The movie, like the book, checks in with Emma (Hathaway) and Dexter (Sturgess) every July 15th for approximately 20 years – from their drunken first meeting, when sex seems to be in the air, to their evolving friendship, to the breakdown of that friendship to the rebuild of something more. As a book, this worked, but as a movie it does not. The characters never really get a chance to breath – and there are times when it seems like 5 years have gone by in the span of 10 minutes. Perhaps a TV miniseries, with each year given a half hour, would have worked. It would allowed the characters the space and time they needed to chart this evolving relationship, and make the characters three dimensional. Instead, we get a dumbed down version of the book. The movie is essentially a Coles Notes version of the book.

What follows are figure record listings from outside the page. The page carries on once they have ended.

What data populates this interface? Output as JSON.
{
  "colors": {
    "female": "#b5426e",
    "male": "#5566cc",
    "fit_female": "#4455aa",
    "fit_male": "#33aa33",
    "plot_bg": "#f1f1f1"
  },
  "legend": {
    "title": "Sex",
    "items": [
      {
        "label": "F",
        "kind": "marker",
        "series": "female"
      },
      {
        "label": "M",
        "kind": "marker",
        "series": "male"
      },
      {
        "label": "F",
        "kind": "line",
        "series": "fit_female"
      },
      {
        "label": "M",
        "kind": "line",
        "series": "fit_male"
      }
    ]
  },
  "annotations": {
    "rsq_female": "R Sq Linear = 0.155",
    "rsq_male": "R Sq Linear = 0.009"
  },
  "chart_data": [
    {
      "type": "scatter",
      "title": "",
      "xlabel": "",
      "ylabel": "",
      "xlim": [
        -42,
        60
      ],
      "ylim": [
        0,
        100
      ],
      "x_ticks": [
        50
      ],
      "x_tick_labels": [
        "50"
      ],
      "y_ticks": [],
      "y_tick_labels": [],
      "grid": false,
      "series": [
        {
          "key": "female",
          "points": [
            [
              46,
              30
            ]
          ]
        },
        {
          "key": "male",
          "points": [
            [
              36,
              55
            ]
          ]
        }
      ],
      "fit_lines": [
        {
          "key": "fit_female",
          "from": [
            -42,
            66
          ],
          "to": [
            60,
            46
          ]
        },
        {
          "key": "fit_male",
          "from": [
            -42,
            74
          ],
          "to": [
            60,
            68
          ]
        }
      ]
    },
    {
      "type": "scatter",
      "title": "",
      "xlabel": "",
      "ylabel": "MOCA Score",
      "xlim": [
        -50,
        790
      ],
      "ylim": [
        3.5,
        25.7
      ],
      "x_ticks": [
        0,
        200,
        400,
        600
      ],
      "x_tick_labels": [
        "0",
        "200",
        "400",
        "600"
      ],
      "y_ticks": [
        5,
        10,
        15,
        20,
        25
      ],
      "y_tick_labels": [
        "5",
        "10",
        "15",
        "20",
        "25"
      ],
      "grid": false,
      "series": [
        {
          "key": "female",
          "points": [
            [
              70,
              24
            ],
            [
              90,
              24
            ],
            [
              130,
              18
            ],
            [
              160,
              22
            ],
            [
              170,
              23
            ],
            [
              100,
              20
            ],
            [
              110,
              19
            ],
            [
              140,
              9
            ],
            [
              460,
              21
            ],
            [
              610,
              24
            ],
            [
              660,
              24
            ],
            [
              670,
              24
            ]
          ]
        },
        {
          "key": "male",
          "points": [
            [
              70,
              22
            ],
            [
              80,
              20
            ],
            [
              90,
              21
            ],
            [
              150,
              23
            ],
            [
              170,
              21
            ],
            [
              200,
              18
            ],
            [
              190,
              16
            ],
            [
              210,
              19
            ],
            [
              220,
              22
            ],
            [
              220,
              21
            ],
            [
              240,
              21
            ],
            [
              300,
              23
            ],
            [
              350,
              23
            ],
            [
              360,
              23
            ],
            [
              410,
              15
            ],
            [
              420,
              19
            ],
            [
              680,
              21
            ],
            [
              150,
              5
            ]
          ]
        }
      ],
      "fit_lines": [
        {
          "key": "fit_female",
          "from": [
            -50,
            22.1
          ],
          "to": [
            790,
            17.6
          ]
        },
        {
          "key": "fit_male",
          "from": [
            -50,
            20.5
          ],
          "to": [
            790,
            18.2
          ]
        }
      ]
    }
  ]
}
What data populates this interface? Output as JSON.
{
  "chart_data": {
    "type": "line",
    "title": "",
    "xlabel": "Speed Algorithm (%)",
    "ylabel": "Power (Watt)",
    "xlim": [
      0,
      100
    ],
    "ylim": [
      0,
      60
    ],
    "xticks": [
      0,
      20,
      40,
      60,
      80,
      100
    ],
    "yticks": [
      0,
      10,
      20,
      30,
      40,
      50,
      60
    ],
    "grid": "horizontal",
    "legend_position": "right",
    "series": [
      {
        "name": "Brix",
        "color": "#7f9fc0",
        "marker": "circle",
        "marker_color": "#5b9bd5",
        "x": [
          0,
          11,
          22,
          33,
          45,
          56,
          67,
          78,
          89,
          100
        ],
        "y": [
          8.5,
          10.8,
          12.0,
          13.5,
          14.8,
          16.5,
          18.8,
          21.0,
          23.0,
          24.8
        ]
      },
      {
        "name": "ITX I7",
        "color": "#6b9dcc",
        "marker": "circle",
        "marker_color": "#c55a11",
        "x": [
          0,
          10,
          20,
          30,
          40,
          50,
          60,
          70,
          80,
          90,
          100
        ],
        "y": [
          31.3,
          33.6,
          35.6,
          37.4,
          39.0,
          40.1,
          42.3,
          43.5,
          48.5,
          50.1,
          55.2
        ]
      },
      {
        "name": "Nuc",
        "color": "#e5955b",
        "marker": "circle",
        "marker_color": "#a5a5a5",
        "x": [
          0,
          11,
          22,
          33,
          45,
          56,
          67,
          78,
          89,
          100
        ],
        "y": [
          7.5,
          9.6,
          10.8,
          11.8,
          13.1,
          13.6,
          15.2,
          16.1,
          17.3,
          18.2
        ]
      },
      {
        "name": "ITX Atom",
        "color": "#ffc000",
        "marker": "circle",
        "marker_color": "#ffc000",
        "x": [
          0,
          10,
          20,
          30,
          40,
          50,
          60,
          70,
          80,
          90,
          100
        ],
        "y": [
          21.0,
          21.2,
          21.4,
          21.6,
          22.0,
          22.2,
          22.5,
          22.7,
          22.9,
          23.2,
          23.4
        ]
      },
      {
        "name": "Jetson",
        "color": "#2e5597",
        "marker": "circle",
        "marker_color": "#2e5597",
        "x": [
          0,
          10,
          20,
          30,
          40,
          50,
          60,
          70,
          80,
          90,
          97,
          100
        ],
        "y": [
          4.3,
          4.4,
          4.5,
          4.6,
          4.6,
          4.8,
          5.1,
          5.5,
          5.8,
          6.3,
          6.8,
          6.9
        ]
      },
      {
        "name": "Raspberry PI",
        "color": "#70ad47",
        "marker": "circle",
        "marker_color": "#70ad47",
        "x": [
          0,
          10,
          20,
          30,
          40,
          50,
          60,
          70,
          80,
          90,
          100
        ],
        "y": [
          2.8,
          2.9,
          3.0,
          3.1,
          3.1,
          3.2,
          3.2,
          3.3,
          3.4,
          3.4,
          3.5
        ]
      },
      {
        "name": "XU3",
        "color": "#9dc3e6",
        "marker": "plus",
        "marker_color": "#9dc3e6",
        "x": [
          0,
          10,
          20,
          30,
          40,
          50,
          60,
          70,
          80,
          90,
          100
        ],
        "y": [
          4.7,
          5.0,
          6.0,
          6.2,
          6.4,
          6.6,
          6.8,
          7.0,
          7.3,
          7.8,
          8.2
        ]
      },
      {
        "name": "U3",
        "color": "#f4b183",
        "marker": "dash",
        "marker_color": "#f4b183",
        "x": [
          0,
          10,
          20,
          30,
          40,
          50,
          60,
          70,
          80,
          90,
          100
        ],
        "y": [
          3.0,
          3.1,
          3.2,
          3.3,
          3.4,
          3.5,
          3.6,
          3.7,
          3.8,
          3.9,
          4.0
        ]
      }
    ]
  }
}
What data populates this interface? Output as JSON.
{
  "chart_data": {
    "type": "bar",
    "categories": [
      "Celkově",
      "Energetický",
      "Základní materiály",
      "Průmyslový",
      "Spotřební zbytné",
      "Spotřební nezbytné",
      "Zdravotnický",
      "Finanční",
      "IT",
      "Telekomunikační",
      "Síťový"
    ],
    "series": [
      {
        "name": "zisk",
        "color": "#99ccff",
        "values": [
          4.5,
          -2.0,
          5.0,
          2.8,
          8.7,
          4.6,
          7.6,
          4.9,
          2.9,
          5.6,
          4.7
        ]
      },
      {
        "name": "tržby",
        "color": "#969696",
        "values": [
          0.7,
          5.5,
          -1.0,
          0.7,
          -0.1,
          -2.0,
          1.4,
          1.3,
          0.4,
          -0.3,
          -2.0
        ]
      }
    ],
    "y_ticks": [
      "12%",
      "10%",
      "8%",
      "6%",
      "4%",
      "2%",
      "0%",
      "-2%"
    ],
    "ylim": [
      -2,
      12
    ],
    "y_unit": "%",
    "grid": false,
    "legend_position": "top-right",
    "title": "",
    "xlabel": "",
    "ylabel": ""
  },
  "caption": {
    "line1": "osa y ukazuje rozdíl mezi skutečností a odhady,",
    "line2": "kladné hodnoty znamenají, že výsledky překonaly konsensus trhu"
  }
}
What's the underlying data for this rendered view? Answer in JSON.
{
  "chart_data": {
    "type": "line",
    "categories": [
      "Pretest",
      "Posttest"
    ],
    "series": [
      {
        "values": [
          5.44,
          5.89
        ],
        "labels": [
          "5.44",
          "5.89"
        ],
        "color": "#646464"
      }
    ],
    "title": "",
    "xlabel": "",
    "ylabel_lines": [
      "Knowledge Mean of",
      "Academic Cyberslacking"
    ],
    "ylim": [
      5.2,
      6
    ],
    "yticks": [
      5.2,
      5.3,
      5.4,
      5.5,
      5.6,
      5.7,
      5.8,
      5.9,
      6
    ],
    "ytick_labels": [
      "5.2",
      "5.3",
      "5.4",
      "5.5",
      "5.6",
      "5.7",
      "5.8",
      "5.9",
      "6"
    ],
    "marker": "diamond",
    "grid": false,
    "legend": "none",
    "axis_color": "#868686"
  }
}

We know from the beginning that Emma and Dexter belong together – but something keeps getting in the way. They first meet at a graduation party, so the possibility of a University romance is thwarted as they’re both about to leave. He’s from a rich family, so he’ll soon be gone travelling the world for a few years, before coming back, getting into TV, and falling into a cycle of partying, drinking and drugs. She’s from a poorer family, so takes a job as a waitress at a crappy restaurant, waiting for her writing career to take off, eventually becoming a teacher, before finding success. At every point, either one or the other, or sometimes both, are unavailable, so they remain friends – even though the connection they share is deeper than that.
The movie, quite simply, feels rushed. They have to jam 20 years into just over 100 minutes, so many years are given the shaft, and we never get to know them as individuals, let alone what their relationship is really like. And the movie – either in the writing or editing stage – jettisons much of what makes these characters well rounded, eliminating some of the less sympathetic things each does (Emma’s affair with her married boss, Dexter trying to make a booty call while watching his infant daughter for the night for example were both in the book, but ignored for the movie). As soon as the movie starts to settle down and get into a groove, we flash forward yet another year, and have to start all over again.
Would I have liked the movie had I not read the book? Perhaps a little more than I did, but probably not much. The movie is too scattershot to be truly involving, and there is a real possibility that without having read the book, and as such been able to fill in the blanks the movie leaves, that I would have found it even less satisfying.
Directed by Lone Scherfig, who did such a great job with An Education a few years ago, One Day seems to me to be miscalculated. The movie needed to find a way to take the books literary structure, and make it more cinematic, and they failed miserably. Even something as seemingly small as the way they reveal the date change in every scene annoyed me (way too “cutesy” and groan inducing). Many directors experience a “sophomore slump” after making a successful debut, and I hope that’s all this is for her. One Day, as a movie, simply does not work.